A season of seeking
There’s a quiet tension that’s been sitting with me lately—one that I can’t seem to resolve, no matter how many times I turn it over in my mind. It’s the question of whether I am being called to start something new or to stay faithful in what I’m already doing.
The idea keeps coming back: a homeschool co-op. Or maybe even something that looks a little more like a school. Each time it surfaces, I feel a mix of excitement and hesitation. On one hand, I see the beauty in it; children learning together, families connecting, gifts being shared, and a sense of community that can be hard to build in the day-to-day rhythm of homeschooling. On the other hand, I feel the weight of it. The time, the structure, the responsibility. Would stepping into something like this take away from the flexibility that has been such a blessing since we started homeschooling?
I find myself asking: Do I want to give more? Or am I already giving what I’m meant to give in this season?
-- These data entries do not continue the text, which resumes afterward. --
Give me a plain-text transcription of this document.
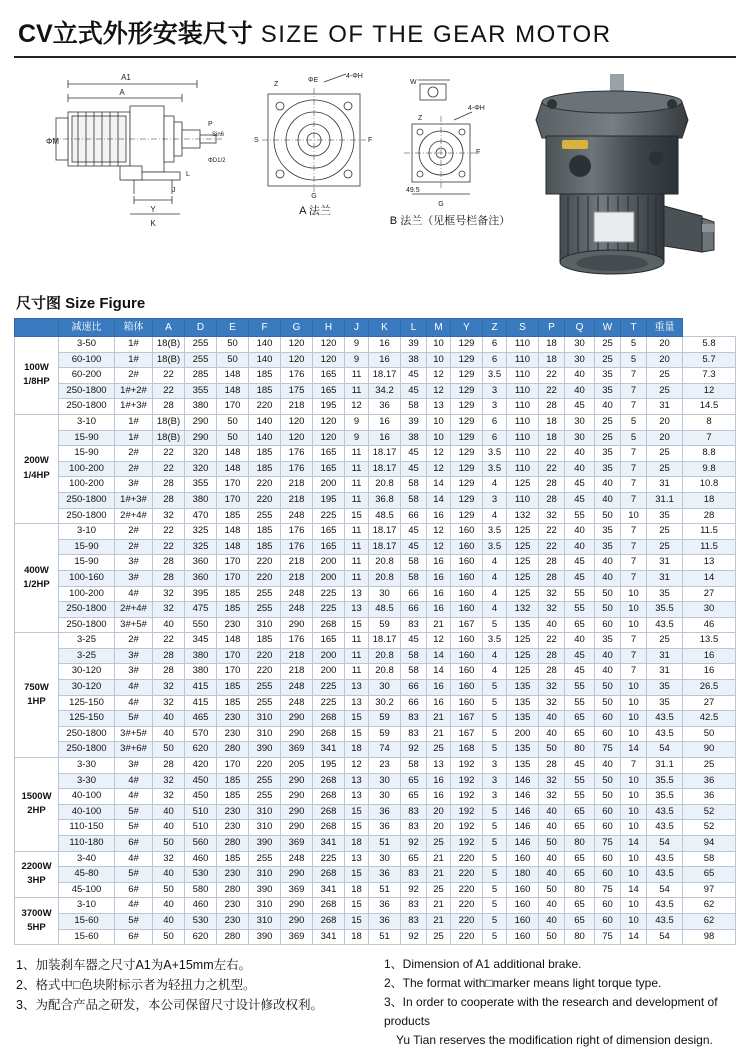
CV立式外形安装尺寸 SIZE OF THE GEAR MOTOR
A1
A
ΦM
Y
K
P
Sin6
ΦD1/2
L
J
4-ΦH
Z
ΦE
S
G
F
A 法兰
W
4-ΦH
Z
F
G
49.5
B 法兰（见框号栏备注）
尺寸图 Size Figure
	减速比	箱体	A	D	E	F	G	H	J	K	L	M	Y	Z	S	P	Q	W	T	重量	
100W
1/8HP	3-50	1#	18(B)	255	50	140	120	120	9	16	39	10	129	6	110	18	30	25	5	20	5.8
	60-100	1#	18(B)	255	50	140	120	120	9	16	38	10	129	6	110	18	30	25	5	20	5.7
	60-200	2#	22	285	148	185	176	165	11	18.17	45	12	129	3.5	110	22	40	35	7	25	7.3
	250-1800	1#+2#	22	355	148	185	175	165	11	34.2	45	12	129	3	110	22	40	35	7	25	12
	250-1800	1#+3#	28	380	170	220	218	195	12	36	58	13	129	3	110	28	45	40	7	31	14.5
200W
1/4HP	3-10	1#	18(B)	290	50	140	120	120	9	16	39	10	129	6	110	18	30	25	5	20	8
	15-90	1#	18(B)	290	50	140	120	120	9	16	38	10	129	6	110	18	30	25	5	20	7
	15-90	2#	22	320	148	185	176	165	11	18.17	45	12	129	3.5	110	22	40	35	7	25	8.8
	100-200	2#	22	320	148	185	176	165	11	18.17	45	12	129	3.5	110	22	40	35	7	25	9.8
	100-200	3#	28	355	170	220	218	200	11	20.8	58	14	129	4	125	28	45	40	7	31	10.8
	250-1800	1#+3#	28	380	170	220	218	195	11	36.8	58	14	129	3	110	28	45	40	7	31.1	18
	250-1800	2#+4#	32	470	185	255	248	225	15	48.5	66	16	129	4	132	32	55	50	10	35	28
400W
1/2HP	3-10	2#	22	325	148	185	176	165	11	18.17	45	12	160	3.5	125	22	40	35	7	25	11.5
	15-90	2#	22	325	148	185	176	165	11	18.17	45	12	160	3.5	125	22	40	35	7	25	11.5
	15-90	3#	28	360	170	220	218	200	11	20.8	58	16	160	4	125	28	45	40	7	31	13
	100-160	3#	28	360	170	220	218	200	11	20.8	58	16	160	4	125	28	45	40	7	31	14
	100-200	4#	32	395	185	255	248	225	13	30	66	16	160	4	125	32	55	50	10	35	27
	250-1800	2#+4#	32	475	185	255	248	225	13	48.5	66	16	160	4	132	32	55	50	10	35.5	30
	250-1800	3#+5#	40	550	230	310	290	268	15	59	83	21	167	5	135	40	65	60	10	43.5	46
750W
1HP	3-25	2#	22	345	148	185	176	165	11	18.17	45	12	160	3.5	125	22	40	35	7	25	13.5
	3-25	3#	28	380	170	220	218	200	11	20.8	58	14	160	4	125	28	45	40	7	31	16
	30-120	3#	28	380	170	220	218	200	11	20.8	58	14	160	4	125	28	45	40	7	31	16
	30-120	4#	32	415	185	255	248	225	13	30	66	16	160	5	135	32	55	50	10	35	26.5
	125-150	4#	32	415	185	255	248	225	13	30.2	66	16	160	5	135	32	55	50	10	35	27
	125-150	5#	40	465	230	310	290	268	15	59	83	21	167	5	135	40	65	60	10	43.5	42.5
	250-1800	3#+5#	40	570	230	310	290	268	15	59	83	21	167	5	200	40	65	60	10	43.5	50
	250-1800	3#+6#	50	620	280	390	369	341	18	74	92	25	168	5	135	50	80	75	14	54	90
1500W
2HP	3-30	3#	28	420	170	220	205	195	12	23	58	13	192	3	135	28	45	40	7	31.1	25
	3-30	4#	32	450	185	255	290	268	13	30	65	16	192	3	146	32	55	50	10	35.5	36
	40-100	4#	32	450	185	255	290	268	13	30	65	16	192	3	146	32	55	50	10	35.5	36
	40-100	5#	40	510	230	310	290	268	15	36	83	20	192	5	146	40	65	60	10	43.5	52
	110-150	5#	40	510	230	310	290	268	15	36	83	20	192	5	146	40	65	60	10	43.5	52
	110-180	6#	50	560	280	390	369	341	18	51	92	25	192	5	146	50	80	75	14	54	94
2200W
3HP	3-40	4#	32	460	185	255	248	225	13	30	65	21	220	5	160	40	65	60	10	43.5	58
	45-80	5#	40	530	230	310	290	268	15	36	83	21	220	5	180	40	65	60	10	43.5	65
	45-100	6#	50	580	280	390	369	341	18	51	92	25	220	5	160	50	80	75	14	54	97
3700W
5HP	3-10	4#	40	460	230	310	290	268	15	36	83	21	220	5	160	40	65	60	10	43.5	62
	15-60	5#	40	530	230	310	290	268	15	36	83	21	220	5	160	40	65	60	10	43.5	62
	15-60	6#	50	620	280	390	369	341	18	51	92	25	220	5	160	50	80	75	14	54	98

1、加装刹车器之尺寸A1为A+15mm左右。

2、格式中□色块附标示者为轻扭力之机型。

3、为配合产品之研发，本公司保留尺寸设计修改权利。

1、Dimension of A1 additional brake.

2、The format with□marker means light torque type.

3、In order to cooperate with the research and development of products

Yu Tian reserves the modification right of dimension design.
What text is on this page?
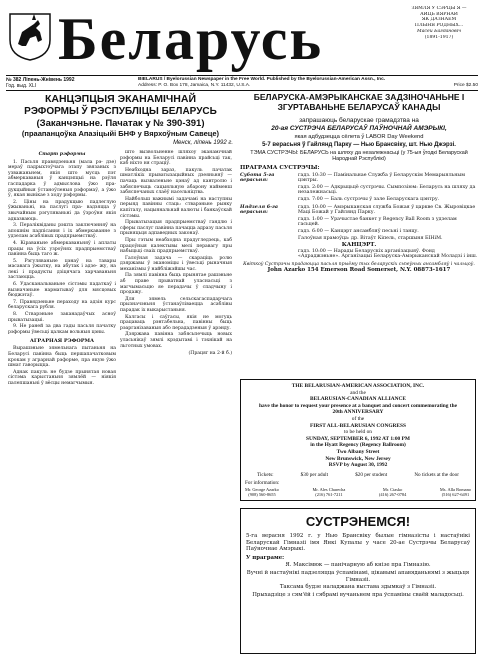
Беларусь	ЗЯМЛЯ Ў СЭРЦЫ Я —
АЙЦЬ ВЯРНАЙ
ЯК ДАЗНАЁМ
ПЛЫНЯ РОДНЫХ...
Масей Багдановіч
(1891-1917)
№ 382 Ліпень-Жнівень 1992
Год. выд. XLI
BIELARUS / Byelorussian Newspaper in the Free World. Published by the Byelorussian-American Assn., Inc.
Address: P. O. Box 178, Jamaica, N.Y. 11432, U.S.A.	Price $2.50
КАНЦЭПЦЫЯ ЭКАНАМІЧНАЙ
РЭФОРМЫ Ў РЭСПУБЛІЦЫ БЕЛАРУСЬ
(Заканчэньне. Пачатак у № 390-391)
(праапанцоўка Апазіцыйі БНФ у Вярхоўным Савеце)
Менск, ліпень 1992 г.

Старт рэформы

1. Пасьля правядзеньня (мала рэ- дзе) мераў падрыхтоўчага этапу звязаных з узважаньнем, якія што мусць пэт абмеркаваныя ў канцэпцыі на рэўля гаспадарка ў адмыслова ўжо пра- дукцыйныя ўстаноўленыя рэформаў, а ўжо ў, якая вынікае з ходу рэформы.

2. Ціны на прадукцыю падлеглую ўжываньні, на паслугі пра- вадзяцца ў звычайным рэгуляваньні да ўзроўня якія адказваюць.

3. Пераліквіданы рэшта заключэнняў на апошнім падпісання і іх абмеркаванне з удзелам асаблівых прадпрыемстваў.

4. Кіраваньне абмеркаваньняў і аплаты працы на ўсіх узроўнях прадпрыемстваў павінна быць таго ж.

5. Рэгуляваньне цэнаў на тавары масавага ўжытку, на абутак і адзе- жу, на лекі і прадукты дзіцячага харчаваньня застаюцца.

6. Удасканальваньне сістэмы падаткаў і вызначэньне нарматываў для мясцовых бюджэтаў.

7. Правядзеньне пераходу на адзін курс беларускага рубля.

8. Стварэньне заканадаўчых асноў прыватызацыі.

9. Не раней за два гады пасьля пачатку рэформы ўвесьці цалкам вольныя цэны.

АГРАРНАЯ РЭФОРМА

Вырашэньне зямельнага пытаньня на Беларусі павінна быць першапачатковым крокам у аграрнай рэформе, пра якую ўжо шмат гаворыцца.

Аднак пакуль не будзе прынятая новая сістэма карыстаньня зямлёй — ніякія палепшаньні ў вёсцы немагчымыя.

што вызвольненне шляхоў эканамічнай рэформы на Беларусі павінна прайсьці так, каб ніхто ня страціў.

Неабходна зараз, пакуль пачатак шматлікіх прыватызацыйных дзеяньняў — пачаць вызваленьне цэнаў ад кантролю і забяспечыць сацыяльную абарону найменш забяспечаных слаёў насельніцтва.

Найбольш важнымі задачамі на наступны перыяд павінны стаць: стварэньне рынку капіталу, нацыянальнай валюты і банкаўскай сістэмы.

Прыватызацыя прадпрыемстваў гандлю і сферы паслуг павінна пачацца адразу пасьля прыняцьця адпаведных законаў.

Пры гэтым неабходна прадугледзець, каб працоўныя калектывы мелі перавагу пры набыцьці сваіх прадпрыемстваў.

Галоўная задача — скараціць ролю дзяржавы ў эканоміцы і ўвесьці рыначныя механізмы ў найбліжэйшы час.

Па зямлі павінна быць прынятае рашэньне аб праве прыватнай уласнасьці з магчымасьцю яе перадачы ў спадчыну і продажу.

Для зямель сельскагаспадарчага прызначэньня ўстанаўліваецца асаблівы парадак іх выкарыстаньня.

Калгасы і саўгасы, якія не могуць працаваць рэнтабельна, павінны быць рэарганізаваныя або перададзеныя ў арэнду.

Дзяржава павінна забясьпечыць новых уласьнікаў зямлі крэдытамі і тэхнікай на льготных умовах.

(Працяг на 2-й б.)
БЕЛАРУСКА-АМЭРЫКАНСКАЕ ЗАДЗІНОЧАНЬНЕ І ЗГУРТАВАНЬНЕ БЕЛАРУСАЎ КАНАДЫ
запрашаюць беларускае грамадзтва на
20-ая СУСТРЭЧА БЕЛАРУСАЎ ПАЎНОЧНАЙ АМЭРЫКІ,
якая адбудзецца сёлета ў LABOR Day Weekend
5-7 верасьня ў Гайлянд Парку — Нью Брансвіку, шт. Нью Джэрзі.
ТЭМА СУСТРЭЧЫ: БЕЛАРУСЬ на шляху да незалежнасьці (у 75-ыя ўгодкі Беларускай Народнай Рэспублікі)
ПРАГРАМА СУСТРЭЧЫ:
Субота 5-га верасьня:
гадз. 10:30 — Памінальнае Служба ў Беларускім Мемарыяльным цэнтры.
гадз. 2:00 — Адкрыцьцё сустрэчы. Сымпозіюм: Беларусь на шляху да незалежнасьці.
гадз. 7:00 — Баль сустрэчы ў зале Беларускага цэнтру.
Нядзеля 6-га верасьня:
гадз. 10:00 — Амэрыканская служба Божая ў царкве Св. Жыровіцкае Маці Божай у Гайлянд Парку.
гадз. 1:00 — Урачыстае банкет у Regency Ball Room з удзелам гасьцей.
гадз. 6:00 — Канцэрт ансамбляў песьні і танцу.
Галоўная прамоўца: др. Вітаўт Кіпель, старшыня БІНіМ.
КАНЦЭРТ.
гадз. 10:00 — Нарады Беларускіх арганізацыяў. Фонд «Адраджэньне». Арганізацыі Беларуска-Амэрыканскай Моладзі і інш.
Квіткоў Сустрэчы прадаюцца пасьля прыёму тых беларускіх сьпеўных ансамбляў і чальцоў.
John Azarko 154 Emerson Road Somerset, N.Y. 08873-1617
THE BELARUSIAN-AMERICAN ASSOCIATION, INC.
and the
BELARUSIAN-CANADIAN ALLIANCE
have the honor to request your presence at a banquet and concert commemorating the
20th ANNIVERSARY
of the
FIRST ALL-BELARUSIAN CONGRESS
to be held on
SUNDAY, SEPTEMBER 6, 1992 AT 1:00 PM
in the Hyatt Regency (Regency Ballroom)
Two Albany Street
New Brunswick, New Jersey
RSVP by August 30, 1992
Tickets:	$30 per adult	$20 per student	No tickets at the door
For information:
Mr. George Azarko
(908) 560-8655
Mr. Ales Charecha
(216) 761-7211
Mr. Ciasko
(416) 267-0784
Ms. Alla Romano
(516) 627-6491
СУСТРЭНЕМСЯ!
5-га верасня 1992 г. у Нью Брансвіку былые гімназісты і настаўнікі Беларускай Гімназіі імя Янкі Купалы у часе 20-ае Сустрэчы Беларусаў Паўночнае Амэрыкі.
У праграме:
Я. Максімюк — панічарную аб кнізе пра Гімназію.
Вучні й настаўнікі падзеляцца ўспамінамі, цікавымі апавяданьнямі з жыцьця Гімназіі.
Таксама будзе наладжана выстава здымкаў з Гімназіі.
Прыхадзіце з сям'ёй і сябрамі вучаньнем пра ўспаміны сваёй маладосьці.
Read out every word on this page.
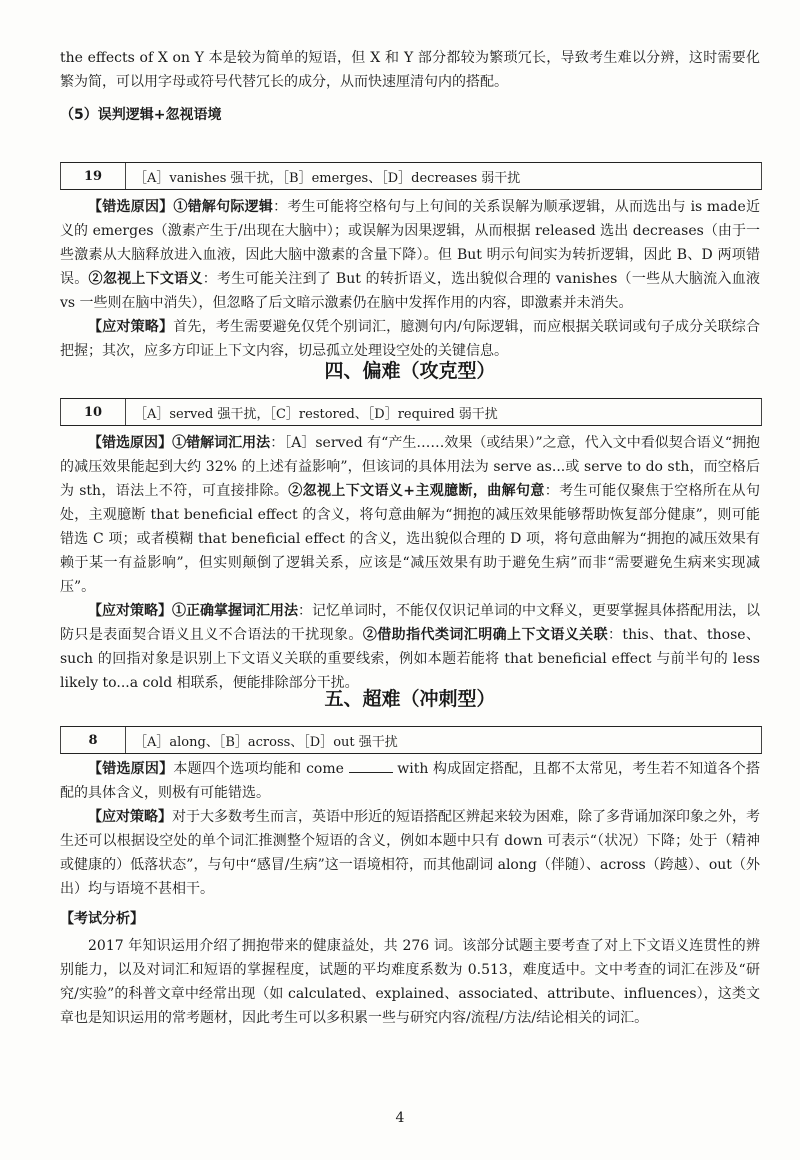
the effects of X on Y 本是较为简单的短语，但 X 和 Y 部分都较为繁琐冗长，导致考生难以分辨，这时需要化繁为简，可以用字母或符号代替冗长的成分，从而快速厘清句内的搭配。

（5）误判逻辑+忽视语境
19	［A］vanishes 强干扰，［B］emerges、［D］decreases 弱干扰

【错选原因】①错解句际逻辑：考生可能将空格句与上句间的关系误解为顺承逻辑，从而选出与 is made近义的 emerges（激素产生于/出现在大脑中）；或误解为因果逻辑，从而根据 released 选出 decreases（由于一些激素从大脑释放进入血液，因此大脑中激素的含量下降）。但 But 明示句间实为转折逻辑，因此 B、D 两项错误。②忽视上下文语义：考生可能关注到了 But 的转折语义，选出貌似合理的 vanishes（一些从大脑流入血液 vs 一些则在脑中消失），但忽略了后文暗示激素仍在脑中发挥作用的内容，即激素并未消失。

【应对策略】首先，考生需要避免仅凭个别词汇，臆测句内/句际逻辑，而应根据关联词或句子成分关联综合把握；其次，应多方印证上下文内容，切忌孤立处理设空处的关键信息。

四、偏难（攻克型）
10	［A］served 强干扰，［C］restored、［D］required 弱干扰

【错选原因】①错解词汇用法：［A］served 有“产生……效果（或结果）”之意，代入文中看似契合语义“拥抱的减压效果能起到大约 32% 的上述有益影响”，但该词的具体用法为 serve as...或 serve to do sth，而空格后为 sth，语法上不符，可直接排除。②忽视上下文语义+主观臆断，曲解句意：考生可能仅聚焦于空格所在从句处，主观臆断 that beneficial effect 的含义，将句意曲解为“拥抱的减压效果能够帮助恢复部分健康”，则可能错选 C 项；或者模糊 that beneficial effect 的含义，选出貌似合理的 D 项，将句意曲解为“拥抱的减压效果有赖于某一有益影响”，但实则颠倒了逻辑关系，应该是“减压效果有助于避免生病”而非“需要避免生病来实现减压”。

【应对策略】①正确掌握词汇用法：记忆单词时，不能仅仅识记单词的中文释义，更要掌握具体搭配用法，以防只是表面契合语义且义不合语法的干扰现象。②借助指代类词汇明确上下文语义关联：this、that、those、such 的回指对象是识别上下文语义关联的重要线索，例如本题若能将 that beneficial effect 与前半句的 less likely to...a cold 相联系，便能排除部分干扰。

五、超难（冲刺型）
8	［A］along、［B］across、［D］out 强干扰

【错选原因】本题四个选项均能和 come	with 构成固定搭配，且都不太常见，考生若不知道各个搭配的具体含义，则极有可能错选。

【应对策略】对于大多数考生而言，英语中形近的短语搭配区辨起来较为困难，除了多背诵加深印象之外，考生还可以根据设空处的单个词汇推测整个短语的含义，例如本题中只有 down 可表示“（状况）下降；处于（精神或健康的）低落状态”，与句中“感冒/生病”这一语境相符，而其他副词 along（伴随）、across（跨越）、out（外出）均与语境不甚相干。

【考试分析】

2017 年知识运用介绍了拥抱带来的健康益处，共 276 词。该部分试题主要考查了对上下文语义连贯性的辨别能力，以及对词汇和短语的掌握程度，试题的平均难度系数为 0.513，难度适中。文中考查的词汇在涉及“研究/实验”的科普文章中经常出现（如 calculated、explained、associated、attribute、influences），这类文章也是知识运用的常考题材，因此考生可以多积累一些与研究内容/流程/方法/结论相关的词汇。

4
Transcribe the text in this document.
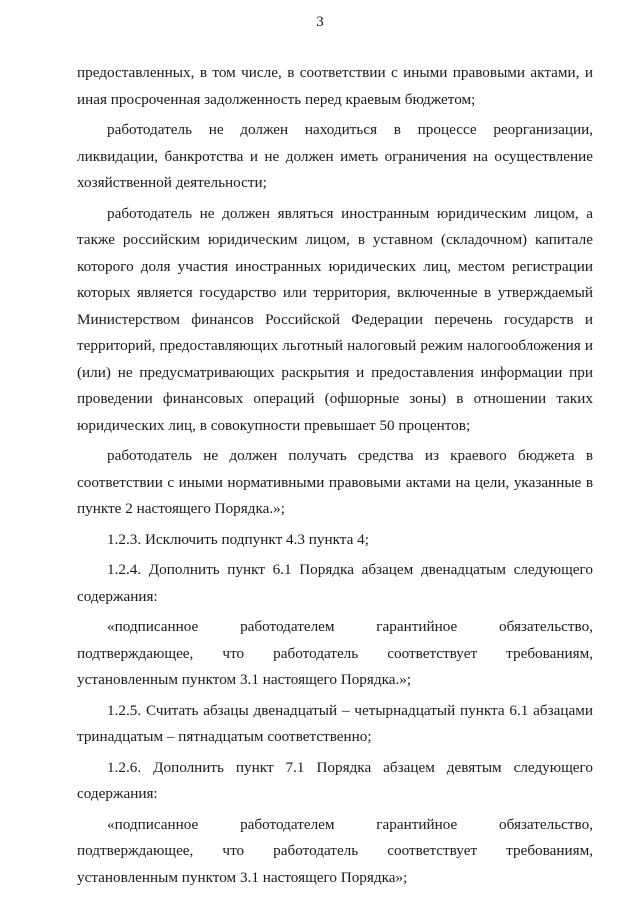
3

предоставленных, в том числе, в соответствии с иными правовыми актами, и иная просроченная задолженность перед краевым бюджетом;

работодатель не должен находиться в процессе реорганизации, ликвидации, банкротства и не должен иметь ограничения на осуществление хозяйственной деятельности;

работодатель не должен являться иностранным юридическим лицом, а также российским юридическим лицом, в уставном (складочном) капитале которого доля участия иностранных юридических лиц, местом регистрации которых является государство или территория, включенные в утверждаемый Министерством финансов Российской Федерации перечень государств и территорий, предоставляющих льготный налоговый режим налогообложения и (или) не предусматривающих раскрытия и предоставления информации при проведении финансовых операций (офшорные зоны) в отношении таких юридических лиц, в совокупности превышает 50 процентов;

работодатель не должен получать средства из краевого бюджета в соответствии с иными нормативными правовыми актами на цели, указанные в пункте 2 настоящего Порядка.»;

1.2.3. Исключить подпункт 4.3 пункта 4;

1.2.4. Дополнить пункт 6.1 Порядка абзацем двенадцатым следующего содержания:

«подписанное работодателем гарантийное обязательство, подтверждающее, что работодатель соответствует требованиям, установленным пунктом 3.1 настоящего Порядка.»;

1.2.5. Считать абзацы двенадцатый – четырнадцатый пункта 6.1 абзацами тринадцатым – пятнадцатым соответственно;

1.2.6. Дополнить пункт 7.1 Порядка абзацем девятым следующего содержания:

«подписанное работодателем гарантийное обязательство, подтверждающее, что работодатель соответствует требованиям, установленным пунктом 3.1 настоящего Порядка»;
There’s also the question of what a co-op even has to look like. So often, they mirror traditional school schedules—weekly commitments, long semesters, structured expectations. But what if it didn’t have to be that way? What if it looked different? What if it was something lighter—more flexible—like a month-long co-op that happens quarterly? Families could commit for just that month, meeting twice a week, then stepping back again. Time to rest, reset, and refocus before the next session.
Would that still be considered a co-op? Or does it need to fit a certain mold to “count”?
And then there’s the deeper question I keep coming back to: What is my role in my child’s education versus the role of community? Homeschooling, at its heart, is about parents teaching their children. I believe that. I value that deeply. But I also see the beauty in shared learning; n children being taught by others who have different gifts, different strengths, different ways of explaining things. There’s something powerful about that kind of “village.”
So where is the balance?
Am I stepping outside of my calling by wanting to teach other children? Or could this be an extension of it?
I don’t have clear answers yet—just a lot of back and forth. Some days I feel ready to build something meaningful and new. Other days I feel a strong pull to protect the simplicity and flexibility we currently have.
Maybe the answer isn’t as black and white as I want it to be. Maybe it’s not about choosing between serving my own family or serving others; but discerning how, and when, and in what capacity I’m meant to do both.
For now, I’m sitting in the tension. Praying. Listening. Holding the idea loosely.
And trusting that if this is something I’m meant to step into, Yah will make that path clear with one small, faithful step at a time.